Back in 2021 I posted the below link, 4x Raspberry Pi’s linked together to create a wifi tester. And it worked pretty well. Thought it wasn’t perfect. I fell short of what I really wanted which was a way of testing 30+ clients on an AP.

So it got an upgrade, doubling down on what we could throw into the unit we made it a new beast of a device. So I introduce to you the Pi-WiFi-Stack.

So, here is the new item list of what is in here.

8x Raspberry Pi 4
8x 32GB MicroSD cards
11x USB A to USB-C
13x Ethernet cables
32x USB Wifi 2.4/5GHz Wifi cards
2x Anker 65-Watt Charger
3x Ubiquiti UniFi USW Flex mini switch
1x Raspberry Pi Stack 8-part with Fans… and RGB.

As you can see most of this is just increasing how many cables I need to run all of this. Though there are a few changes. I had to increase up to 3 USW-Flex switches, I could have gotten away with less, however I wanted to keep it neat, and with the cheap price of the USW-Flex I decided to spend the little extra for a neater look.

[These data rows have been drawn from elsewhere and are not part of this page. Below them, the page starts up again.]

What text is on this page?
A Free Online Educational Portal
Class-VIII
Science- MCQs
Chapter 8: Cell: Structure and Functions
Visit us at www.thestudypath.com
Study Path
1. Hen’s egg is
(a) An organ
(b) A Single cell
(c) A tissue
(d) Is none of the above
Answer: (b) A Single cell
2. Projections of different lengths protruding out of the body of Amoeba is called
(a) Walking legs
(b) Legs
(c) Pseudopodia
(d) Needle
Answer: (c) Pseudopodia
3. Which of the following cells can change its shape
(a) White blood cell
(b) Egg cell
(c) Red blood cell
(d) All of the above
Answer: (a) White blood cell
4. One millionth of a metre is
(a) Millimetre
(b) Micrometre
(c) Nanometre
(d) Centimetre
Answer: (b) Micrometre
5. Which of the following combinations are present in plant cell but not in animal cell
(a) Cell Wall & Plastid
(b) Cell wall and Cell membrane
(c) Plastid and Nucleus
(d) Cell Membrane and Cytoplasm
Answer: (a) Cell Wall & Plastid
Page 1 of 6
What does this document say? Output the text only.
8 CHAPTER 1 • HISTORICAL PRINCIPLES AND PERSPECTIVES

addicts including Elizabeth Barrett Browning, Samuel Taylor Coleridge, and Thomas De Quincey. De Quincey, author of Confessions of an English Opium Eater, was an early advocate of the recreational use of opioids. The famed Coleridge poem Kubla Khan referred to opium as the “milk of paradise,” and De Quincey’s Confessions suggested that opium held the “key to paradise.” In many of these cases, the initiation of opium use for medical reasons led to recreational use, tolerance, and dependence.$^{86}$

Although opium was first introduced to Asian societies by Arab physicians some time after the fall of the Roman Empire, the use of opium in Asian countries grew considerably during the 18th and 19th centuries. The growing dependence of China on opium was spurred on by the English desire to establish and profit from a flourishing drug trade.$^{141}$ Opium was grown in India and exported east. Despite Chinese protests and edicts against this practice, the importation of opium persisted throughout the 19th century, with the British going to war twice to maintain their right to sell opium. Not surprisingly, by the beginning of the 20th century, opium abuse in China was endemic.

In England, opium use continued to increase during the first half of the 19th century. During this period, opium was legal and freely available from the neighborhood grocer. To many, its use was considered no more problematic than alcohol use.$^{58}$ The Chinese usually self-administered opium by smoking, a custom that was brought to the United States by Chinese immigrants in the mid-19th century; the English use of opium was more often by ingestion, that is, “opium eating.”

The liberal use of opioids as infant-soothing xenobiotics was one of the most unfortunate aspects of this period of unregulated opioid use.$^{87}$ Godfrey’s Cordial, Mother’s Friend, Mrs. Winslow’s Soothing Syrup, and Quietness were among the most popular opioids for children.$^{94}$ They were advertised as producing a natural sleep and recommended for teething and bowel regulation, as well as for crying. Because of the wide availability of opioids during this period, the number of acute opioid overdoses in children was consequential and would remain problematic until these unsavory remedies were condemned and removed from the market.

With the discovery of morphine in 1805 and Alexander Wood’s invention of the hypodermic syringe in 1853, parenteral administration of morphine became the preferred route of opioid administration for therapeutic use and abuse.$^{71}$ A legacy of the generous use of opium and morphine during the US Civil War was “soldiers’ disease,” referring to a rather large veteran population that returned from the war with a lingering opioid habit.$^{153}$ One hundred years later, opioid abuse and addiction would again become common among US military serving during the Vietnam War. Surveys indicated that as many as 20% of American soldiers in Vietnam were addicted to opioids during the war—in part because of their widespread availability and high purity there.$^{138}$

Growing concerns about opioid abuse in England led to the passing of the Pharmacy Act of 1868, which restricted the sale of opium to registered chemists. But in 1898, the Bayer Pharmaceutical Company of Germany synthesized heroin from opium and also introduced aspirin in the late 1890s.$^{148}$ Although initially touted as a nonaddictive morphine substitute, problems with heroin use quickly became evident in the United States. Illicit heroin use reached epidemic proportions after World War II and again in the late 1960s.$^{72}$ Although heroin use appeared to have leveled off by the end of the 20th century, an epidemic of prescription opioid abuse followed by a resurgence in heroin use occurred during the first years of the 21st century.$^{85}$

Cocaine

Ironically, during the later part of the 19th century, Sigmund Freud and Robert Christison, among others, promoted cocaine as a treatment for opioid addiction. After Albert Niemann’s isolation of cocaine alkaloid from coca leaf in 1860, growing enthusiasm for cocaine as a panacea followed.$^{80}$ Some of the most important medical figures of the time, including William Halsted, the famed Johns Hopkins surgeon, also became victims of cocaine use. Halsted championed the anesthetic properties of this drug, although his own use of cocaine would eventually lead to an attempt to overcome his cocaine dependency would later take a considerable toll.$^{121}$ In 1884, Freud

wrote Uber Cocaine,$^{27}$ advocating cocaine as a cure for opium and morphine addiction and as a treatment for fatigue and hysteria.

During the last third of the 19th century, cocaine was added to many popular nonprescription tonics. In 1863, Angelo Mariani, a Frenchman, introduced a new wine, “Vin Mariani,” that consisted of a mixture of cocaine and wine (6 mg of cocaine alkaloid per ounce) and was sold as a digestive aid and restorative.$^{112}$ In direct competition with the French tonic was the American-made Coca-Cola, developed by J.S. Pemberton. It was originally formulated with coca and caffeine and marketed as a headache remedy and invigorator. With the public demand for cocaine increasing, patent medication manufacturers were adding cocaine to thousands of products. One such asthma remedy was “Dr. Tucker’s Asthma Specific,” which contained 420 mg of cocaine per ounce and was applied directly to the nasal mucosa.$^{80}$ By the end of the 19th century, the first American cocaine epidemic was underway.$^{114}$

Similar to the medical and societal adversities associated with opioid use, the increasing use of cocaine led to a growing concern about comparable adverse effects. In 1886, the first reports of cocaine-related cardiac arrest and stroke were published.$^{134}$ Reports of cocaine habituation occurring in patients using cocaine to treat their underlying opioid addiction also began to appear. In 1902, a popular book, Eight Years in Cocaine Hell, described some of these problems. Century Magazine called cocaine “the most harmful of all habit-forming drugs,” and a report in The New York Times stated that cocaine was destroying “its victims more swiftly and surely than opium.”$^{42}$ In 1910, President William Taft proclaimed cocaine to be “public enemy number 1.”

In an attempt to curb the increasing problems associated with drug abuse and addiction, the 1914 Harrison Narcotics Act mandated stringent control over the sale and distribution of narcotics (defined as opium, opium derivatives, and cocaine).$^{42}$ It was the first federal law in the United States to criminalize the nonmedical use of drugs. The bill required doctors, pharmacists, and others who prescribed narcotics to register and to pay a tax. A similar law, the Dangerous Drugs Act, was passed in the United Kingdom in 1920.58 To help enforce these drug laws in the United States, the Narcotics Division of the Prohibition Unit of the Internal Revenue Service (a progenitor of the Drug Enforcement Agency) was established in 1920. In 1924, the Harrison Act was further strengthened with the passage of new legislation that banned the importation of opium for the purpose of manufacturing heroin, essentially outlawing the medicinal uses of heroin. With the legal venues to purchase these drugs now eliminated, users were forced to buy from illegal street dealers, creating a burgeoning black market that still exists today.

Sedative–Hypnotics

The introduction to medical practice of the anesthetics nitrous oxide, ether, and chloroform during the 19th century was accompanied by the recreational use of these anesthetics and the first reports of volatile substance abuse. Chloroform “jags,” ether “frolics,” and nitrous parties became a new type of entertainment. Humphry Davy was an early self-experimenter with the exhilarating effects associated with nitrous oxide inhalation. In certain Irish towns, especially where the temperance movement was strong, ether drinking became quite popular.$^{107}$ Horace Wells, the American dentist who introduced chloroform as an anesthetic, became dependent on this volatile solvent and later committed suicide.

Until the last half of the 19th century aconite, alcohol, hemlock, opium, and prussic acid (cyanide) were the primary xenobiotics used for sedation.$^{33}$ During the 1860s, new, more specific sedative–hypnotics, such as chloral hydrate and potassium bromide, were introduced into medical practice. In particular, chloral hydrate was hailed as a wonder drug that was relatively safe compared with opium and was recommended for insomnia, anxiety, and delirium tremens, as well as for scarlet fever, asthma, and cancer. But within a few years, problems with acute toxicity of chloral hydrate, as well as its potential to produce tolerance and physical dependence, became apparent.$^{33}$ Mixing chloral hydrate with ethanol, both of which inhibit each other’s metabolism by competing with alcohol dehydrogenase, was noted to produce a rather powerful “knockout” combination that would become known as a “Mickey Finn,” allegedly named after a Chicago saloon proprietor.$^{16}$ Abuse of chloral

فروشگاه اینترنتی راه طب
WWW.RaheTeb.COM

And yes, it has RGB… the stack came with them and why not add them. It looks funky.

Now let’s do a quick refresh to how it’s setup, each Pi is just running the standard Raspberian and are effectively headless since they will never have a screen plugged in. Though I have left the GUI there for now just while still working on it in case. Eventually they would be purely headless with CLI/SSH as the only way to manage them.

Each Pi has Ansible setup, with the first one in the stack as the primary device. And thanks for the help of a Developer I used to work with its running a very simple website that allows the user to get their results in a webpage instead of via terminal. I really wanted the website to work, because part of the testing in my mind is that you could put this in a classroom, and connect to it from the your office to do some extending testing without having to stay there. And this is why the device has a ethernet uplink, for me I just need to plug it into a working port, and make sure the VLAN is correct. The original design was to have it run on its own isolated network and the user would plug an ethernet cable into their device. However I soon abandoned that as I wanted it to be something that could be deployed and testing and not stuck there using it.

If you want to see more details about how I set it up, check out the original article linked above, it contains the information about how I set it up and how it went. Though the website still works and looks fine even with more details being listed.

I won’t go into any more details, as you can read it in the original post. Mainly wanted to show it is still alive and well!